Specifically, the software maker has developed a verb conjugating system aimed at aiding students studying a foreign language and has applied to the U.S. Patent and Trademark Office for a patent.
"For everyone who struggled through French class in high school, they know verb conjugation is tough," David Kaefer, general manager of Microsoft's intellectual property and licensing department, said in a statement. "Just like complex software algorithms can help a user spot flawed grammar or autocorrect spelling, software can help us learn new languages and we're building methods to do just that."
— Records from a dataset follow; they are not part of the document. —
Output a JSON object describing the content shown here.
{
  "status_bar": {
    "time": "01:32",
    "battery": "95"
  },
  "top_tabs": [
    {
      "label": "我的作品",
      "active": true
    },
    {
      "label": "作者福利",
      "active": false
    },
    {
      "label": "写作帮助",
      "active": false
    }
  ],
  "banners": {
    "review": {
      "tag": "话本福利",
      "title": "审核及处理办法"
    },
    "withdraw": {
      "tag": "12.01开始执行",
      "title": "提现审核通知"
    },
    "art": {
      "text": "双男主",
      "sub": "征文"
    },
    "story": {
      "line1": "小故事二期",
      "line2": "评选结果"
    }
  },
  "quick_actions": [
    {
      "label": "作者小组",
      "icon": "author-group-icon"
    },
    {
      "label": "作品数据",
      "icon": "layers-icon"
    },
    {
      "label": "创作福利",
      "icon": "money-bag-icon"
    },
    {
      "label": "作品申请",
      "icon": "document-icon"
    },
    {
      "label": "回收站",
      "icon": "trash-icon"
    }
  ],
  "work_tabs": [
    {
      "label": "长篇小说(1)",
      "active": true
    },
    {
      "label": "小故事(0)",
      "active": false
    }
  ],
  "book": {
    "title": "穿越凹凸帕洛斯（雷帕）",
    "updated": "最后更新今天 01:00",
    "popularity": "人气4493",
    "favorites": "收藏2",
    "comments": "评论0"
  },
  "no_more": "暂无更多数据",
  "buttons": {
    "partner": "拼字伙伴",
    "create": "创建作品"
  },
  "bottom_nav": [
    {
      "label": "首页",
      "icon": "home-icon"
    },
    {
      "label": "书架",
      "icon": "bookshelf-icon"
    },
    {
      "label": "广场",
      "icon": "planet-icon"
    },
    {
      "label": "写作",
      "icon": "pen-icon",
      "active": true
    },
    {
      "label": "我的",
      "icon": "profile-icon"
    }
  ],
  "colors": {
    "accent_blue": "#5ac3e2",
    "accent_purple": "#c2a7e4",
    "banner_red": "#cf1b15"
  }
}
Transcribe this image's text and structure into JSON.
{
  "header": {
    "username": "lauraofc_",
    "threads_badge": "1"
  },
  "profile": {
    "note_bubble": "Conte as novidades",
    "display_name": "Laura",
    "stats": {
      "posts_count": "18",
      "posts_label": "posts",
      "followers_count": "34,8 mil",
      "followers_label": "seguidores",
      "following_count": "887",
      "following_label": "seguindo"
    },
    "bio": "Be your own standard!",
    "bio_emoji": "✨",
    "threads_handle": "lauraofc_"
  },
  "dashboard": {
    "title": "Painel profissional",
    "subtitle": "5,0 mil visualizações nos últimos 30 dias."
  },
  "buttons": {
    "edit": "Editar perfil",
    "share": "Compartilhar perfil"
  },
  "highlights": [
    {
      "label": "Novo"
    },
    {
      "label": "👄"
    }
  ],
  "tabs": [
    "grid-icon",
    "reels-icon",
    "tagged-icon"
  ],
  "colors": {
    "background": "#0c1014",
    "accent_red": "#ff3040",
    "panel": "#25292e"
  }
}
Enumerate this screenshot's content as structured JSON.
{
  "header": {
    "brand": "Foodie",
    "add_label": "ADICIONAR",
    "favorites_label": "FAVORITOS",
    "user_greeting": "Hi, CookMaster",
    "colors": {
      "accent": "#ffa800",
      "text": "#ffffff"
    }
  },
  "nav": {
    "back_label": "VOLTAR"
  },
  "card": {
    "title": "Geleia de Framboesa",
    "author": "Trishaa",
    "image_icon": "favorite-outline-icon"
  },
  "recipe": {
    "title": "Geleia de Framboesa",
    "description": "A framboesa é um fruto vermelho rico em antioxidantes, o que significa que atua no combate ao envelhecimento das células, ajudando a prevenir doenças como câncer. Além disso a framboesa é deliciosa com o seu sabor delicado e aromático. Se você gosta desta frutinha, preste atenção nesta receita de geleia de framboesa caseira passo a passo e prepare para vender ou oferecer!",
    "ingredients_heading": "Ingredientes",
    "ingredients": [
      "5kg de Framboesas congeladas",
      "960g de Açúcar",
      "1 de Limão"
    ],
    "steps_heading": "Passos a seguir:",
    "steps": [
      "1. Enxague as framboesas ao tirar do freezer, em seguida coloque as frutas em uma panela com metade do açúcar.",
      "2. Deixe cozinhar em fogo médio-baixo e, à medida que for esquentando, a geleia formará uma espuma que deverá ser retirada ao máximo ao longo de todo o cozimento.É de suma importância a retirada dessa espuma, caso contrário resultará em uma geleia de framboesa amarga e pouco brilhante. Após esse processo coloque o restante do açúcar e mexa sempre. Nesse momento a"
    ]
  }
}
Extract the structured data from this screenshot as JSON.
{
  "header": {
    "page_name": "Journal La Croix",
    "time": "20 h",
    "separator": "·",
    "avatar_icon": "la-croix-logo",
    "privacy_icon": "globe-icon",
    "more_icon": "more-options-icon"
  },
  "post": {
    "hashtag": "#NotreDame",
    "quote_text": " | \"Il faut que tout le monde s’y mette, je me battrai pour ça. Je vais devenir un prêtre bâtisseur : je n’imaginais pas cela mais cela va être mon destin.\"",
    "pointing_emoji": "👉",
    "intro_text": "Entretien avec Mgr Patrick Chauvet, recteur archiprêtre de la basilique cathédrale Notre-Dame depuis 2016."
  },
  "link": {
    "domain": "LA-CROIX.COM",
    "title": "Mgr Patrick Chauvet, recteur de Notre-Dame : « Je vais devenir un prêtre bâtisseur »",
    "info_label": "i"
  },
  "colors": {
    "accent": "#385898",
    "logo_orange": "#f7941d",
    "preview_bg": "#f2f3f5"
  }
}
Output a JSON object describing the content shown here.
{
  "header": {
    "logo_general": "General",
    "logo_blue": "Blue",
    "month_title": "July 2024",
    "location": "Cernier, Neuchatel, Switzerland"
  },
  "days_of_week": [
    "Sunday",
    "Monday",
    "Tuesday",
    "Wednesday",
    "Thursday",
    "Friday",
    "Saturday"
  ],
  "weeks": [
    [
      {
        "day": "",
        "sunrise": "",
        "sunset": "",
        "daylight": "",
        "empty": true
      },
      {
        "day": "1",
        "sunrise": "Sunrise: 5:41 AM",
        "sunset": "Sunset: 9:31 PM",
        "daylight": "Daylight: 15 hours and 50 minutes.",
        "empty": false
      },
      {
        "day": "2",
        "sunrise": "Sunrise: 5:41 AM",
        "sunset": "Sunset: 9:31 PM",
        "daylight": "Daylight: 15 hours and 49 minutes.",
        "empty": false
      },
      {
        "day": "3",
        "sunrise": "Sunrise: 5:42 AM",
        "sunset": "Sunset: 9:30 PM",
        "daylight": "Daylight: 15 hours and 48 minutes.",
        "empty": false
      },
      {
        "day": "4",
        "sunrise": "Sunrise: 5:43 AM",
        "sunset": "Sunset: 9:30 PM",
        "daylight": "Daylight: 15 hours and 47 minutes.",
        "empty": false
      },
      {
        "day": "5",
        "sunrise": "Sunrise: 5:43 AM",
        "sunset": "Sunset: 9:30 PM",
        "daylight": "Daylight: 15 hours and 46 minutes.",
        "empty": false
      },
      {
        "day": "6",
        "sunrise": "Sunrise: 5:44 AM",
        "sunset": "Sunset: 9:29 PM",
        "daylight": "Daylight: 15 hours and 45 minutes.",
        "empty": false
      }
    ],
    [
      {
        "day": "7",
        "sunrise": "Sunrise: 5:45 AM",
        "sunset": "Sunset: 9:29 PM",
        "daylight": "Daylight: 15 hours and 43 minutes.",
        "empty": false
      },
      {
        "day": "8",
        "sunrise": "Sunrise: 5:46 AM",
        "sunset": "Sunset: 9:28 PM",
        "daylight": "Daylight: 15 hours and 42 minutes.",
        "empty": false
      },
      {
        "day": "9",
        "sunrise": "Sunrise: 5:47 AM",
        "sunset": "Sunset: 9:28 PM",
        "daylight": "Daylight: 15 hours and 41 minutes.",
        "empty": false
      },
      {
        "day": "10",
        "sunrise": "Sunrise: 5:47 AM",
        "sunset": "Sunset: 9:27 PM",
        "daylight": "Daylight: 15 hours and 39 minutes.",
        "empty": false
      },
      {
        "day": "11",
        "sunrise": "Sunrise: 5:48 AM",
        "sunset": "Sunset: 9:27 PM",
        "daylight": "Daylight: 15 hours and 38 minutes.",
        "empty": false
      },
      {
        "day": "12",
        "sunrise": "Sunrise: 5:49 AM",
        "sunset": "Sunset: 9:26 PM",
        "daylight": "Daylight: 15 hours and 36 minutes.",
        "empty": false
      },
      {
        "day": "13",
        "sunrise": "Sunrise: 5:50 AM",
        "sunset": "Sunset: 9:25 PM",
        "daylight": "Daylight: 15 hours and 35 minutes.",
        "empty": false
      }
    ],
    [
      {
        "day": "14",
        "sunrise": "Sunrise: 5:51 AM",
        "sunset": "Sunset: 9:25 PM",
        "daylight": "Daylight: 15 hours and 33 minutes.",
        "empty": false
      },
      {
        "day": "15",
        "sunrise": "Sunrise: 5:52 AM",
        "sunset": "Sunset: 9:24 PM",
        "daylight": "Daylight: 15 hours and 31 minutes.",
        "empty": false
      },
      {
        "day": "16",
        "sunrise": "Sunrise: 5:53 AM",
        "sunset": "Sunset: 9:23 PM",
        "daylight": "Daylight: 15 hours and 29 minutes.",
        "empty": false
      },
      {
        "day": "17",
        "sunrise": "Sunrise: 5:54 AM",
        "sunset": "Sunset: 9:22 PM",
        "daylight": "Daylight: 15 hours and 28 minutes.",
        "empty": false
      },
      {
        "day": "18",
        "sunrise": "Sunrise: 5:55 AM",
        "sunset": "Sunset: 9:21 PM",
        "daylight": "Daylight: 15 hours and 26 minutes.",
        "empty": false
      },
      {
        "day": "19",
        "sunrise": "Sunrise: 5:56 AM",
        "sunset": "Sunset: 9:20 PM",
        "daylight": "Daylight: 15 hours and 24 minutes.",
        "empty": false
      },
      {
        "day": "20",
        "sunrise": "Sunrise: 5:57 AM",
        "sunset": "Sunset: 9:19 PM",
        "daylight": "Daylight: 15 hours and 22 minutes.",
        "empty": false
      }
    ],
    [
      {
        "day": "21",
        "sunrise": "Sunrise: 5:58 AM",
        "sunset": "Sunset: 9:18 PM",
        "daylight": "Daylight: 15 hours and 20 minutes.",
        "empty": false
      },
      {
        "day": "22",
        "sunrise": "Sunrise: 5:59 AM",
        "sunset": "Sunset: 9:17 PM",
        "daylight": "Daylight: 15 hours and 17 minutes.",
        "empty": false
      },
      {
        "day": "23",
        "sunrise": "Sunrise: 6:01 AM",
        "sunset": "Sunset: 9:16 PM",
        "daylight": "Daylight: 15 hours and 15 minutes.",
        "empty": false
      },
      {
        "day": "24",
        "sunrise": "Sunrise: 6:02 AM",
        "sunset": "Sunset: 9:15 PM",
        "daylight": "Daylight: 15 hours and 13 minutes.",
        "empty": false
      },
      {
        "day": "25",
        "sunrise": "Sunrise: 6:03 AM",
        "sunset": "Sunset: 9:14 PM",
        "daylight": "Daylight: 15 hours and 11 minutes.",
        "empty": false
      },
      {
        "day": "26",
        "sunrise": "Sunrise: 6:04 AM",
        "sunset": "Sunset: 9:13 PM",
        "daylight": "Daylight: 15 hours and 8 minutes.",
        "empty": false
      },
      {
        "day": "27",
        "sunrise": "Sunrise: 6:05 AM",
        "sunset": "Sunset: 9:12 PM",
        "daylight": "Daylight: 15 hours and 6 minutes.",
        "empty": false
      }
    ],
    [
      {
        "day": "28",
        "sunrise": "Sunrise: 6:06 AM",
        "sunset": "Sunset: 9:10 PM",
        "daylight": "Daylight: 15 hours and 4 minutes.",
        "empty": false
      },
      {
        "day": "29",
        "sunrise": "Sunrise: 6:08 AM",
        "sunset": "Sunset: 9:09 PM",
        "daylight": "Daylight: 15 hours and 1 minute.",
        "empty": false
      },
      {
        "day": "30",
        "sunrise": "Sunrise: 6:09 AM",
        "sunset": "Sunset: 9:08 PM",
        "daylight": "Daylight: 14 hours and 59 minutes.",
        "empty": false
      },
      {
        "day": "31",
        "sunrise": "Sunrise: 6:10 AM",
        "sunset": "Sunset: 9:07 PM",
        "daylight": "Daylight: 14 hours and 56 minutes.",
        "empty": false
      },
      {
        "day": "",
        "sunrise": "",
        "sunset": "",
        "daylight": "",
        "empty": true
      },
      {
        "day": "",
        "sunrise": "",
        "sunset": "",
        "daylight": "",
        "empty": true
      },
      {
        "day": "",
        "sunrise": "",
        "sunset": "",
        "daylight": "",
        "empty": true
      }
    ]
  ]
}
According to its patent application, the invention would overcome limitations in existing software that conjugates verbs, such as not identifying the correct conjugation when the infinitive form of the verb is misspelled or the inability to locate the proper verb in a foreign language when users only know the word in their native language.
Microsoft wouldn't say how it would use the technology and declined to provide an official to be interviewed. But in his statement, Kaefer hinted the system could be incorporated into Microsoft Word. "You can imagine that people writing multilingual documents might have a need for simple inventions that help them enhance their writing of those documents," he said. "As is the case with many challenges, there are often several ways of addressing the challenge and this particular patent application identifies one such way of solving a complex software challenge."
Microsoft's patent application says the conjugation system could be incorporated as program modules in various devices, including PCs, servers, PDAs, cell phones, and digital cameras, among others.
Next up for Microsoft: copyrighting Esperanto?